Wednesday, March 5, 2014

Life Sentences by William H. Gass

The other day in the library I decided my brain needed a workout, so I checked out William H. Gass's Life Sentences: Literary Judgments and Accounts, published in 2011 when Gass was 87. He published a well-received new novel, Middle C, last year, so he's an inspiration to older writers everywhere. Born in Fargo, North Dakota, he taught philosophy for fifty years at Washington University in St. Louis, so he's not one of your East Coast pointy-headed professors. But professor or no, he's probably best known for Omensetter's Luck and In the Heart of the Heart of the Country. He's known I think as a writer's writer, someone the rest of us read to steal as much as we can.

The Life Sentences essays are gathered under four headings: "The Personal Column," "Old Favorites and Fresh Enemies," "The Biggs Lectures in the Classics" (which cover form, mimesis, and metaphor), and "Theoretics." The final two Theoretics essays discuss the sentence, which Gass has obviously thought about much longer and harder than most wordsmiths. Here, for example, are  examples:

"The finer works of art are miracles in the sense that they are so unlikely to have emerged from the ignoble and bloody hands of man that we stand in awe of them, and that they have been written or built or composed at the behest of superstitions so blatantly foolish as to embarrass reason and cause common sense to snicker, is itself wondrous and beyond ordinary comprehension. However, the fact that a gay guy painted the Sistine ceiling is not nearly as dumbfounding as the papacy's protection of pederasts in spite of their official attitude toward such 'objectionable' practices—one of which ought to be the ceiling itself, for if anything is unnatural, for them, genius is."

All these essays are interesting (some more than others, which is inevitable), and I could spend considerable space considering Gass's comments on Kafka, Nietzsche, Henry James, John Gardner, Gertrude Stein, Malcolm Lowry, and Katherine Ann Porter. Rather, let me touch on Knut Hamsun, the Norwegian Nobel Prize winner. He was, Gass writes, "the perfect Nordic Nazi, a self-man man who came out of the back-mountain farms of northern Norway seeking to be recognized and praised; who ruthlessly achieved his goals,...yet a success who was fated to have most of the people he appreciably affected eager to forget him: a wish that was, until recently, largely realized in Allied countries."

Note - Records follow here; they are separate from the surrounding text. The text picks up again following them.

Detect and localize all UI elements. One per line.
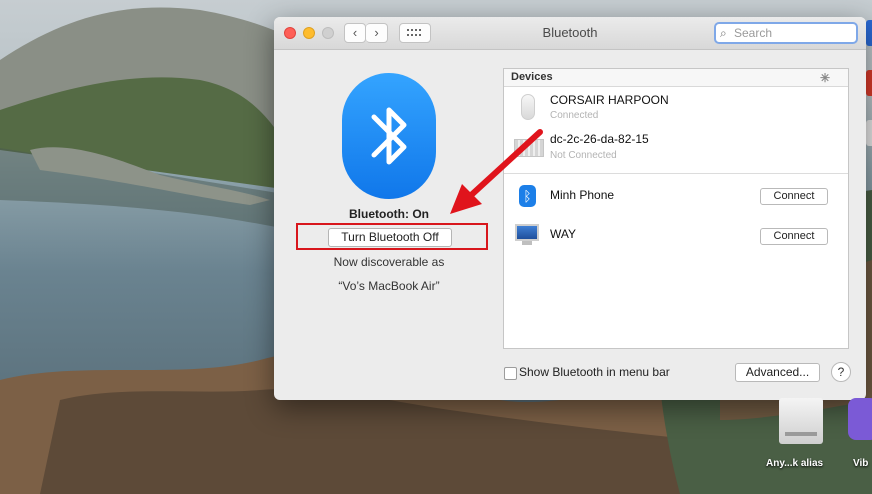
edge-app-icon[interactable] xyxy=(866,70,872,96)
device-row[interactable]: WAY Connect xyxy=(504,219,848,253)
show-in-menu-bar-label[interactable]: Show Bluetooth in menu bar xyxy=(519,365,670,379)
search-field[interactable]: ⌕ Search xyxy=(714,22,858,44)
devices-list: Devices ✳ CORSAIR HARPOON Connected dc-2… xyxy=(503,68,849,349)
device-name: dc-2c-26-da-82-15 xyxy=(550,132,649,146)
mouse-icon xyxy=(521,94,535,120)
desktop-item-label[interactable]: Vib xyxy=(853,458,868,469)
bluetooth-status: Bluetooth: On xyxy=(349,207,429,221)
spinner-icon: ✳ xyxy=(819,71,830,85)
bluetooth-preferences-window: ‹ › Bluetooth ⌕ Search Bluetooth: On Tur… xyxy=(274,17,866,400)
drive-slot xyxy=(785,432,817,436)
device-name: CORSAIR HARPOON xyxy=(550,93,669,107)
device-status: Not Connected xyxy=(550,150,617,161)
keyboard-icon xyxy=(514,139,544,157)
device-row[interactable]: CORSAIR HARPOON Connected xyxy=(504,87,848,125)
device-row[interactable]: ᛒ Minh Phone Connect xyxy=(504,179,848,213)
viber-app-icon[interactable] xyxy=(848,398,872,440)
edge-app-icon[interactable] xyxy=(866,20,872,46)
search-icon: ⌕ xyxy=(720,26,727,40)
discoverable-text: Now discoverable as xyxy=(333,255,445,269)
advanced-button[interactable]: Advanced... xyxy=(735,363,820,382)
computer-name: “Vo’s MacBook Air” xyxy=(338,279,440,293)
search-placeholder: Search xyxy=(734,26,773,40)
devices-header: Devices ✳ xyxy=(504,69,848,87)
edge-app-icon[interactable] xyxy=(866,120,872,146)
title-bar: ‹ › Bluetooth ⌕ Search xyxy=(274,17,866,50)
device-name: WAY xyxy=(550,227,576,241)
connect-button[interactable]: Connect xyxy=(760,228,828,245)
connect-button[interactable]: Connect xyxy=(760,188,828,205)
monitor-icon xyxy=(515,224,539,241)
device-status: Connected xyxy=(550,110,599,121)
monitor-stand xyxy=(522,241,532,245)
device-row[interactable]: dc-2c-26-da-82-15 Not Connected xyxy=(504,127,848,165)
bluetooth-phone-icon: ᛒ xyxy=(519,185,536,207)
drive-alias-icon[interactable] xyxy=(779,398,823,444)
devices-header-label: Devices xyxy=(511,71,553,83)
show-in-menu-bar-checkbox[interactable] xyxy=(504,367,517,380)
bluetooth-logo-icon xyxy=(342,73,436,199)
device-name: Minh Phone xyxy=(550,188,615,202)
divider xyxy=(504,173,848,174)
annotation-highlight-box xyxy=(296,223,488,250)
help-button[interactable]: ? xyxy=(831,362,851,382)
desktop-item-label[interactable]: Any...k alias xyxy=(766,458,823,469)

Hamsun was a great hater; he hated intellectuals, Americans (he wrote, "Instead of founding an intellectual elite, America has established a mulatto stud-farm"), Lapps, tourists, rivals, women, the working class and clerks, and more. He supported the German occupation of Norway, "even when it begins its reign of terror there, arresting gentiles as well as Jews." He regifted his Nobel Prize to Joseph Goebbels. He lived to 92; his collected works number 27.

You don't have to be a good person to be a good writer. But I believe your world view—what you think of people generally, how you think the world works, what is moral and what is not—colors your writing. You cannot, finally, escape who you are. Hamsun sounds like a toad and his books like a nasty child's. Someone, thanks to Gass, I won't have to read.